Banjo, violon, contrebasse, pedal steel guitar, Lafleche est encerclé de bardes aguerris, des sommités de leurs instruments. « J’ai enregistré mon disque avec des inconnus qui ont un track record qui n’ont aucun sens. J’avais tellement de respect et d’admiration que je les laissais aller. Moi, j’étais au milieu et je jouais mes tounes ».

Une seule guitare fut utilisée pour tout l’album, sa chère Martin 00-18 édition 1946. « Si je trippais tant que ça à jouer de l’électrique dans mon studio, ça n’aurait pas donné cet album-là. L’amour que j’ai pour la musique, c’est d’abord un instrument qui vibre ! Je faisais du finger picking et les idées surgissaient ».

« J’enregistre tout le temps des petites idées de mélodies ou des flashs de 20 secondes sur mon téléphone. Par exemple, en étant assis sur le perron en train de regarder un huard, ça me donne une émotion, que je traduis en musique et je mets ça en banque. Et j’ai puisé dedans lors de mon séjour de cinq semaines à Nashville.

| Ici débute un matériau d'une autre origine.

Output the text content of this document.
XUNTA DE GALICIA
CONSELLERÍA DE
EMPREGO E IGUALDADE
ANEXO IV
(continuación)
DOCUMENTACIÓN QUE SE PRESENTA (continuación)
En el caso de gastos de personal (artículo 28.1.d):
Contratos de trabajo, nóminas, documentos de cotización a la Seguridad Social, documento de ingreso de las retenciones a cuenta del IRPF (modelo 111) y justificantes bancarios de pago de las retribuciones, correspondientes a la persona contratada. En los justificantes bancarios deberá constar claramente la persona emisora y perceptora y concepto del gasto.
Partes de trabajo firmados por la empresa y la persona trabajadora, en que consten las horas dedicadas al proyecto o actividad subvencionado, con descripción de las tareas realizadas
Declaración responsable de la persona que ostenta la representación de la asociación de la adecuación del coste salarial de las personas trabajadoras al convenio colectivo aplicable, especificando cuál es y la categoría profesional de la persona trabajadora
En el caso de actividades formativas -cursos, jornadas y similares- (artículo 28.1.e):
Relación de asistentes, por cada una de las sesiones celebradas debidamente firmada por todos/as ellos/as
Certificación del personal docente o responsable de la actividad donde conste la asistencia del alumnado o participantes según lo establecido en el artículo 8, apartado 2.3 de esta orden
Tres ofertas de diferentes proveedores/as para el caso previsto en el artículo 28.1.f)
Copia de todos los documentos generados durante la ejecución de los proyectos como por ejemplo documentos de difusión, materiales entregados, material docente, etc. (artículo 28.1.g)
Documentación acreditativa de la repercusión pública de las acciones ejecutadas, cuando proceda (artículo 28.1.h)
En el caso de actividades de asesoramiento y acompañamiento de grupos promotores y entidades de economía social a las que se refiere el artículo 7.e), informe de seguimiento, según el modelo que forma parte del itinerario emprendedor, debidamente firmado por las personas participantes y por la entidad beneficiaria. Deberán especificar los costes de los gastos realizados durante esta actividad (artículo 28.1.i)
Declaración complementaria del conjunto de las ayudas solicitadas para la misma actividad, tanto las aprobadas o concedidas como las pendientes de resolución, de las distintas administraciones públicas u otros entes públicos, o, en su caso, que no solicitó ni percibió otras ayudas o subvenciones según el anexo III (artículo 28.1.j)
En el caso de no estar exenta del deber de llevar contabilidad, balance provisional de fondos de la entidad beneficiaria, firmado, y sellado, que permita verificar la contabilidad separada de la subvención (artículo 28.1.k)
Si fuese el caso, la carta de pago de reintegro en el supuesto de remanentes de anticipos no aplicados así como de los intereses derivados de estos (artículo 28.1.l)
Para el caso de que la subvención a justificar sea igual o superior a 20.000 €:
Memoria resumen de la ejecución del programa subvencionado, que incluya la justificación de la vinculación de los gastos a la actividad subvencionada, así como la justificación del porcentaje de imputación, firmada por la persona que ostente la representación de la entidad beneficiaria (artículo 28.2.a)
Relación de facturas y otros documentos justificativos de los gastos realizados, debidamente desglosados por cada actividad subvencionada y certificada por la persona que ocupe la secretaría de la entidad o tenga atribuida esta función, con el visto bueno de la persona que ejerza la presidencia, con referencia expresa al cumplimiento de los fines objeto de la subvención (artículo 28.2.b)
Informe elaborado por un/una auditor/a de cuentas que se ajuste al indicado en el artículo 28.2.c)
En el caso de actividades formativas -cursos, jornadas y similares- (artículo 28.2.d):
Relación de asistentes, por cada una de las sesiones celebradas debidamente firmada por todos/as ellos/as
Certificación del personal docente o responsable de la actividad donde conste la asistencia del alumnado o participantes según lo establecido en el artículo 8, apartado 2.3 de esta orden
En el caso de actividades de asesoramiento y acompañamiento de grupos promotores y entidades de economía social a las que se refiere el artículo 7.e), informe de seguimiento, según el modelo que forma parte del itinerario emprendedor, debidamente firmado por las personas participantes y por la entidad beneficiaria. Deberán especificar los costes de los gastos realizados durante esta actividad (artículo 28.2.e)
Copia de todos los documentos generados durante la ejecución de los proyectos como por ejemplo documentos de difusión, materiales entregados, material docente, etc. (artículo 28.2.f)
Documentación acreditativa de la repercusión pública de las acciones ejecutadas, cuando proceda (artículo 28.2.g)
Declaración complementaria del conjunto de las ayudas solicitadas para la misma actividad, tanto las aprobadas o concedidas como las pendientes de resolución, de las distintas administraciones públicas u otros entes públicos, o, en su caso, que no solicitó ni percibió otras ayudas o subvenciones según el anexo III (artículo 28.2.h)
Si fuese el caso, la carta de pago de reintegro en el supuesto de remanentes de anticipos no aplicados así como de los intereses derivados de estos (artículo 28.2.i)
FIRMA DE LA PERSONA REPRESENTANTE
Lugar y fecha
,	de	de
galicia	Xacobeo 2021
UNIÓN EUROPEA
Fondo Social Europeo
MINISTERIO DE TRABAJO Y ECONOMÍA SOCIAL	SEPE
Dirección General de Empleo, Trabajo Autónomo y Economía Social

Fallait qu’on livre et dans ces situations je suis bon, c’est ce qui fait ma force à la télé. Quand je suis rentré à Montréal, toutes les trames instrumentales étaient enregistrées. Il restait les voix à faire et c’est à ce moment que Connor (Seidel) est arrivé ».

Écoutez Training Wheels, la résonance de cette guitare qui ronronne. Encore et toujours la douceur. Ou Counting Lights (David nous parle des allers-retours sur la 15), caressé par la pedal steel guitar de Russ Pahl. Ça touche là où ça fait du bien. We Collided en balade à la Jack Johnson n’est certes pas dépareillée dans ce bouquet americana.

« Mon partenaire Charles-Émile Beaudin qui a fait la prise de son de ces sessions a eu juste à lever les faders, il n’y a jamais rien dans le chemin de rien, c’est comme ça que je travaille », explique-t-il à propos de la clarté sonore de Everyday Son. Joe Costa a quant à lui mis toute sa compétence au mix final de l’album.

Marie-Mai a coécrit huit des neuf chansons en triumvirat et appose sa voix sur l’une d’entre elles, donnant la part belle des vocalises à Julie Da Silva, l’inséparable choriste de La Voix du guitariste. Sur Better Run, notre diva fait tandem avec son amoureux. « Mon défi en ce moment c’est de me souvenir de mes paroles. Marie-Mai, elle écoute une chanson une fois et elle va te la chanter au complet ! ».

Mais le réel béguin pour ce disque abouti de David Lafleche, au-delà de ces chansons brillamment construites et concoctées avec amour, c’est sa voix. D’une hallucinante efficacité, posée, jamais usurpée. Une voix en cuir véritable. On ne l’entend pas, on la sent.